This is a very oft-discussed and contraversial point on the Waypoint forums and has been ever since Bungie put Armor Abilities in Reach. "Enhanced mobility," by any other name is undoubtedly game-altering; the argument comes in around whether it's an enhancement or if it just throws the whole Halo formula off.
I started off firmly in the camp of believing that Armor Abilities and features like Spartan Abilities were enhancements to the game rather than demerits; I still agree with this idea on a strictly PvE and Campaign level. As long as enhanced mobility options are well designed and comfortable and intuitive to execute, they lend serious credibility to the feeling that you're a bad-Yoink! - future super soldier.
On the other hand, though: enhanced mobility of any stripe deeply complicates and throws a wrench into competitively balancing a fun and meaningful PvP Halo experience. Traditionally, Halo multi-player was a mid-paced game featuring a very strong but not overly complex sandbox identity. Movement was vertical and directional in about equal measure (Jumps were critical for evasion/mixups/etc.) The golden triangle as defined by Bungie at the time said Halo was a balance between Gunplay, Grenades, and Melee. But what wasn't as clear at the time was how critical movement dynamics played into the balance and feel of the game, especially in regard to pacing.
So Bungie and 343i have given it an honest shot, by now. Bungie tried to make Reach feel balanced by making Sprint one of several bizarre (some way more gamebreaking) Armor Abilities which you could equip. Halo 4 gave everyone sprint and kept the formula of another optional armor ability. Halo 5 went for the gold in expirimenting with Armor Abilities by standardizing the Spartan Abilities as we know them now, and making them base traits for every player. I remember there being a marketing push that this was in an effort to make the balance more even and "traditional" by removing alternate player advantage/disadvantage from AA's. It sort of did this, but it created as many or more problems than it solved in other areas (map design, weapon balancing, etc.).
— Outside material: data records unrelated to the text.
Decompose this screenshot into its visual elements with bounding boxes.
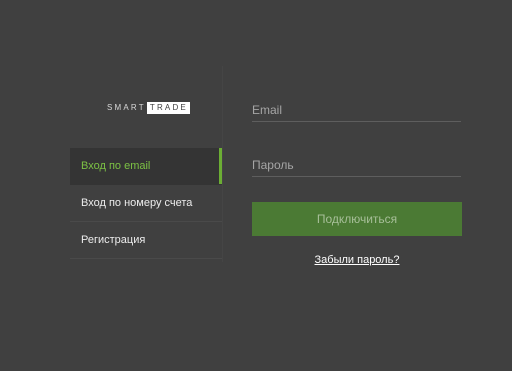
logo-text-trade: TRADE [146,101,190,114]
connect-button[interactable]: Подключиться [252,202,462,236]
panel-divider [222,66,223,262]
nav-item-label: Регистрация [81,234,146,246]
forgot-password-link[interactable]: Забыли пароль? [252,254,462,266]
login-page: SMART TRADE Вход по email Вход по номеру… [0,0,512,371]
nav-item-email-login[interactable]: Вход по email [70,148,222,185]
nav-item-label: Вход по email [81,160,151,172]
login-menu-panel: SMART TRADE Вход по email Вход по номеру… [70,66,222,260]
nav-item-account-number-login[interactable]: Вход по номеру счета [70,185,222,222]
email-field [252,99,461,122]
logo-text-smart: SMART [107,103,146,112]
nav-item-label: Вход по номеру счета [81,197,193,209]
password-field [252,154,461,177]
smarttrade-logo: SMART TRADE [107,101,190,114]
login-method-nav: Вход по email Вход по номеру счета Регис… [70,148,222,259]
email-input[interactable] [252,99,461,121]
password-input[interactable] [252,154,461,176]
nav-item-registration[interactable]: Регистрация [70,222,222,259]
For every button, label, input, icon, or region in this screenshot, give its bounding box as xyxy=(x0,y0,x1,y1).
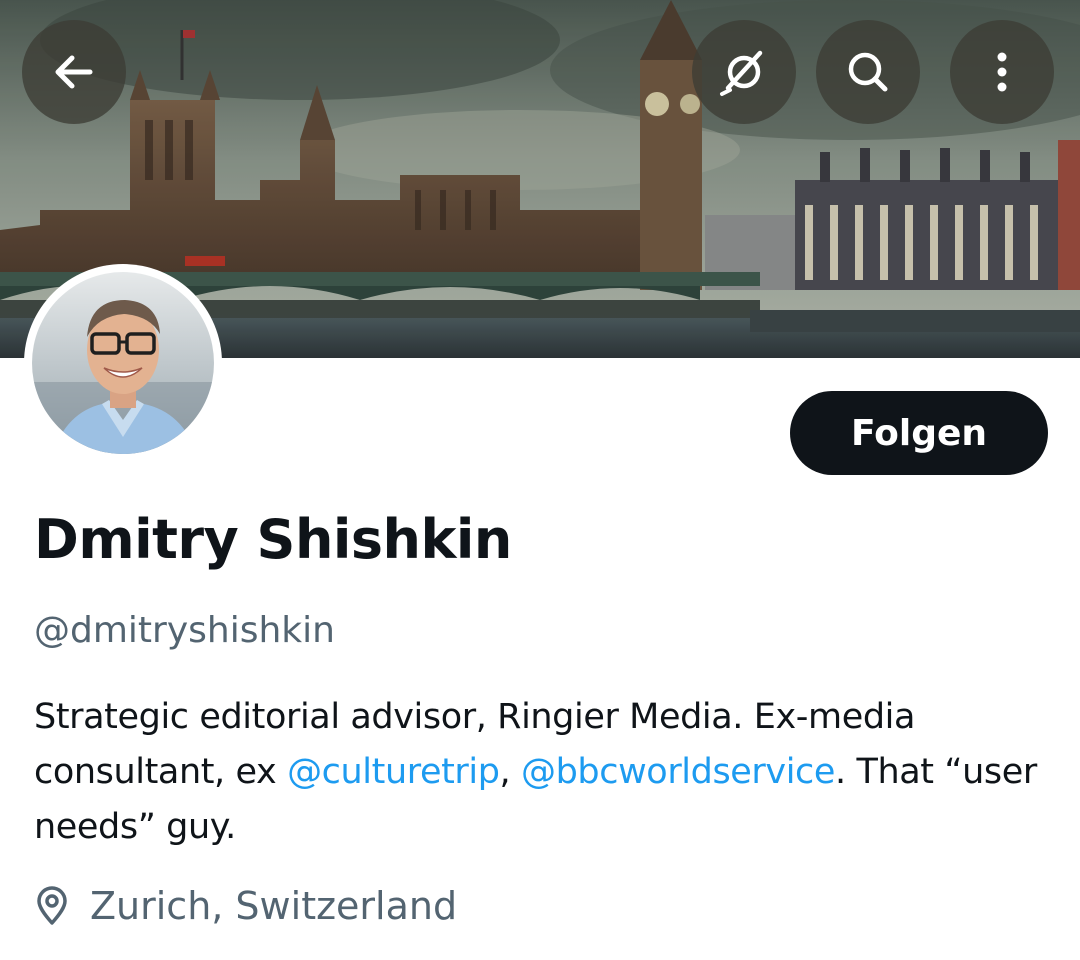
profile-bio: Strategic editorial advisor, Ringier Med… xyxy=(34,690,1054,855)
profile-location: Zurich, Switzerland xyxy=(34,884,457,928)
profile-handle: @dmitryshishkin xyxy=(34,610,335,651)
follow-button[interactable]: Folgen xyxy=(790,391,1048,475)
mention-link-bbcworldservice[interactable]: @bbcworldservice xyxy=(521,752,835,792)
grok-button[interactable] xyxy=(692,20,796,124)
profile-display-name: Dmitry Shishkin xyxy=(34,508,512,571)
more-vertical-icon xyxy=(997,52,1007,92)
avatar-image xyxy=(32,272,214,454)
location-pin-icon xyxy=(37,886,67,925)
profile-avatar[interactable] xyxy=(24,264,222,462)
bio-separator: , xyxy=(499,752,521,792)
search-icon xyxy=(848,52,888,92)
back-button[interactable] xyxy=(22,20,126,124)
search-button[interactable] xyxy=(816,20,920,124)
location-text: Zurich, Switzerland xyxy=(90,884,458,928)
grok-icon xyxy=(720,50,763,96)
more-button[interactable] xyxy=(950,20,1054,124)
arrow-left-icon xyxy=(55,55,93,89)
mention-link-culturetrip[interactable]: @culturetrip xyxy=(287,752,500,792)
Halo's sandbox has never been about having the fanciest variety of options to use as a player (the original DOOM games in some ways exceed Halo CE's sandbox complexity at least with regard to weapons and movement pacing). Halo has always been about having a distinctive, intermediately complex sandbox and moderate player movement speed and mobility, which creates a fairly even-keeled competitive MP environment.
This relative simplicity made Halo the competitive phenomenon it was in the mid to late 00's. Abandoning it is a huge reason for the decline of the series' popularity.
So, will it come back in Infinite? Likely in some form or another. It's definitely hard to put this particular genie back in the proverbial bottle, given how many players like the basic idea and appeal of enhanced player mobility (again, admittedly I like it in PvE modes.) But if they want to make the Halo game that will remind everyone of the glory days of the series, they'll need to minimize these mobility mechanics and re-simplify the weapons sandbox.
TL;DR (I got pretty carried away there!) :
Halo 5 threw enhanced mobility at the wall in the biggest way yet, and it didn't particularly make for a better tuned/balanced MP (Certainly not compared to classic Halo). They can go back to the well on it and hope that this time it's favorably received instead of a huge point of contention. Or they can re-simplify and try to get Halo back to its status-quo for feel-of-play.